BOISE, Idaho (AP) - Idaho government officials spent $162,500 at a women’s clothing store called Fantazia Apparel in Los Angeles last spring. Another $8,500 went to specialty beer maker Clairvoyant Brewing in Boise. A producer of theatrical effects fluids in Tennessee called Froggy’s Fog received $15,000.
A public records request by The Associated Press showed just how far and wide the state ranged and what odd partnerships formed as officials scrambled to obtain personal protective equipment for medical workers as the coronavirus began spreading across the U.S.
Fantazia Apparel, which specializes in “high quality tops for missy sizes,” obtained 50,000 hard-to-get N95 masks through its Chinese manufacturer and sold them to Idaho at a cost of $3.25 each.
“It was very difficult to get that shipment and bring it to Los Angeles,” said Fantazia CEO Dany Separzadeh. “Eventually, we managed to do it. At that time, everything was expensive.”

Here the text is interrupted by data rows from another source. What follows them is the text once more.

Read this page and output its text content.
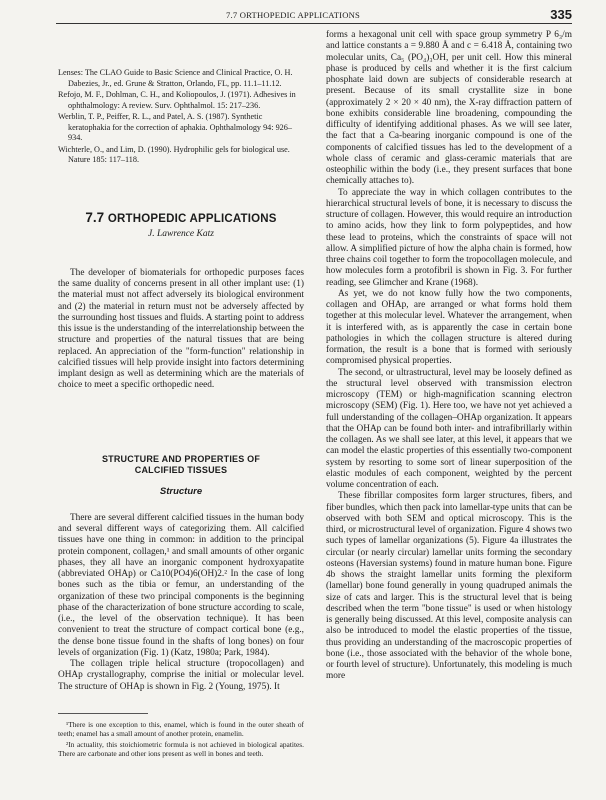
7.7 ORTHOPEDIC APPLICATIONS	335

Lenses: The CLAO Guide to Basic Science and Clinical Practice, O. H. Dabezies, Jr., ed. Grune & Stratton, Orlando, FL, pp. 11.1–11.12.

Refojo, M. F., Dohlman, C. H., and Koliopoulos, J. (1971). Adhesives in ophthalmology: A review. Surv. Ophthalmol. 15: 217–236.

Werblin, T. P., Peiffer, R. L., and Patel, A. S. (1987). Synthetic keratophakia for the correction of aphakia. Ophthalmology 94: 926–934.

Wichterle, O., and Lim, D. (1990). Hydrophilic gels for biological use. Nature 185: 117–118.

7.7 ORTHOPEDIC APPLICATIONS
J. Lawrence Katz

The developer of biomaterials for orthopedic purposes faces the same duality of concerns present in all other implant use: (1) the material must not affect adversely its biological environment and (2) the material in return must not be adversely affected by the surrounding host tissues and fluids. A starting point to address this issue is the understanding of the interrelationship between the structure and properties of the natural tissues that are being replaced. An appreciation of the "form-function" relationship in calcified tissues will help provide insight into factors determining implant design as well as determining which are the materials of choice to meet a specific orthopedic need.

STRUCTURE AND PROPERTIES OF
CALCIFIED TISSUES
Structure

There are several different calcified tissues in the human body and several different ways of categorizing them. All calcified tissues have one thing in common: in addition to the principal protein component, collagen,¹ and small amounts of other organic phases, they all have an inorganic component hydroxyapatite (abbreviated OHAp) or Ca10(PO4)6(OH)2.² In the case of long bones such as the tibia or femur, an understanding of the organization of these two principal components is the beginning phase of the characterization of bone structure according to scale, (i.e., the level of the observation technique). It has been convenient to treat the structure of compact cortical bone (e.g., the dense bone tissue found in the shafts of long bones) on four levels of organization (Fig. 1) (Katz, 1980a; Park, 1984).

The collagen triple helical structure (tropocollagen) and OHAp crystallography, comprise the initial or molecular level. The structure of OHAp is shown in Fig. 2 (Young, 1975). It

¹There is one exception to this, enamel, which is found in the outer sheath of teeth; enamel has a small amount of another protein, enamelin.

²In actuality, this stoichiometric formula is not achieved in biological apatites. There are carbonate and other ions present as well in bones and teeth.

forms a hexagonal unit cell with space group symmetry P 6₃/m and lattice constants a = 9.880 Å and c = 6.418 Å, containing two molecular units, Ca₅ (PO₄)₃OH, per unit cell. How this mineral phase is produced by cells and whether it is the first calcium phosphate laid down are subjects of considerable research at present. Because of its small crystallite size in bone (approximately 2 × 20 × 40 nm), the X-ray diffraction pattern of bone exhibits considerable line broadening, compounding the difficulty of identifying additional phases. As we will see later, the fact that a Ca-bearing inorganic compound is one of the components of calcified tissues has led to the development of a whole class of ceramic and glass-ceramic materials that are osteophilic within the body (i.e., they present surfaces that bone chemically attaches to).

To appreciate the way in which collagen contributes to the hierarchical structural levels of bone, it is necessary to discuss the structure of collagen. However, this would require an introduction to amino acids, how they link to form polypeptides, and how these lead to proteins, which the constraints of space will not allow. A simplified picture of how the alpha chain is formed, how three chains coil together to form the tropocollagen molecule, and how molecules form a protofibril is shown in Fig. 3. For further reading, see Glimcher and Krane (1968).

As yet, we do not know fully how the two components, collagen and OHAp, are arranged or what forms hold them together at this molecular level. Whatever the arrangement, when it is interfered with, as is apparently the case in certain bone pathologies in which the collagen structure is altered during formation, the result is a bone that is formed with seriously compromised physical properties.

The second, or ultrastructural, level may be loosely defined as the structural level observed with transmission electron microscopy (TEM) or high-magnification scanning electron microscopy (SEM) (Fig. 1). Here too, we have not yet achieved a full understanding of the collagen–OHAp organization. It appears that the OHAp can be found both inter- and intrafibrillarly within the collagen. As we shall see later, at this level, it appears that we can model the elastic properties of this essentially two-component system by resorting to some sort of linear superposition of the elastic modules of each component, weighted by the percent volume concentration of each.

These fibrillar composites form larger structures, fibers, and fiber bundles, which then pack into lamellar-type units that can be observed with both SEM and optical microscopy. This is the third, or microstructural level of organization. Figure 4 shows two such types of lamellar organizations (5). Figure 4a illustrates the circular (or nearly circular) lamellar units forming the secondary osteons (Haversian systems) found in mature human bone. Figure 4b shows the straight lamellar units forming the plexiform (lamellar) bone found generally in young quadruped animals the size of cats and larger. This is the structural level that is being described when the term "bone tissue" is used or when histology is generally being discussed. At this level, composite analysis can also be introduced to model the elastic properties of the tissue, thus providing an understanding of the macroscopic properties of bone (i.e., those associated with the behavior of the whole bone, or fourth level of structure). Unfortunately, this modeling is much more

The N95 masks were designated as “scarce materials” in March by the federal government.
In all, Idaho buyers found more than 205,000 N95 masks, spending about $770,000, or about $3.75 each - slightly more than the national average of around $3 that states were paying this spring, according to the AP’s data analysis. Before the pandemic, an N95 mask might have cost around 50 cents.
The AP tallied more than $7 billion in coronavirus purchases by states this spring for personal protective equipment and high-demand medical devices such as ventilators and infrared thermometers. The data covers the period from the emergence of COVID-19 in the U.S. in early 2020 to the start of summer.
The AP’s data shows that millions of dollars flowed from states to businesses that had never before sold personal protective equipment.
Clairvoyant Brewing and Froggy’s Fog each supplied the state with sanitizer.
In all, state purchasers spent some $5 million in the first hectic months after the pandemic took hold while competing with buyers from other states and health care providers for scarce personal protective equipment.
“It was just a mass competition for all the same stuff,” said J.P. Brady, senior buyer for the Idaho Department of Health and Welfare. “It was a mad scramble.”
Idaho’s buyers didn’t always keep itemized records of their early purchases. The Department of Administration told the AP that its buyer “was unaware he needed to keep such detailed records until later in the process.”
State buyers were left scrambling, in part, because the federal government’s Strategic National Stockpile of equipment didn’t cover the states’ needs.
“I think the biggest downfall of the whole system was the Strategic National Stockpile,” said Brad Richy, director of the Idaho Office of Emergency Management. “There just wasn’t much to it.”
Like many governors, Idaho Gov. Brad Little issued a stay-at-home order early in the pandemic, which was intended to slow the spread of the virus and give the state extra time to find supplies.
State buyers often turned to Amazon, placing 17 orders and spending more than $600,000, mainly on gloves but also disinfectant wipes, gowns and goggles.
The state spent more than $700,000 on surgical masks, more than $1 million on gowns and just under $1.4 million for gloves.
Many Idaho producers stepped up, switching production to start making masks or gowns.
“The thing that impresses me the most,” said Richy, looking back on the initial days of the pandemic, “is the fact that I think we all have the ability to innovate.”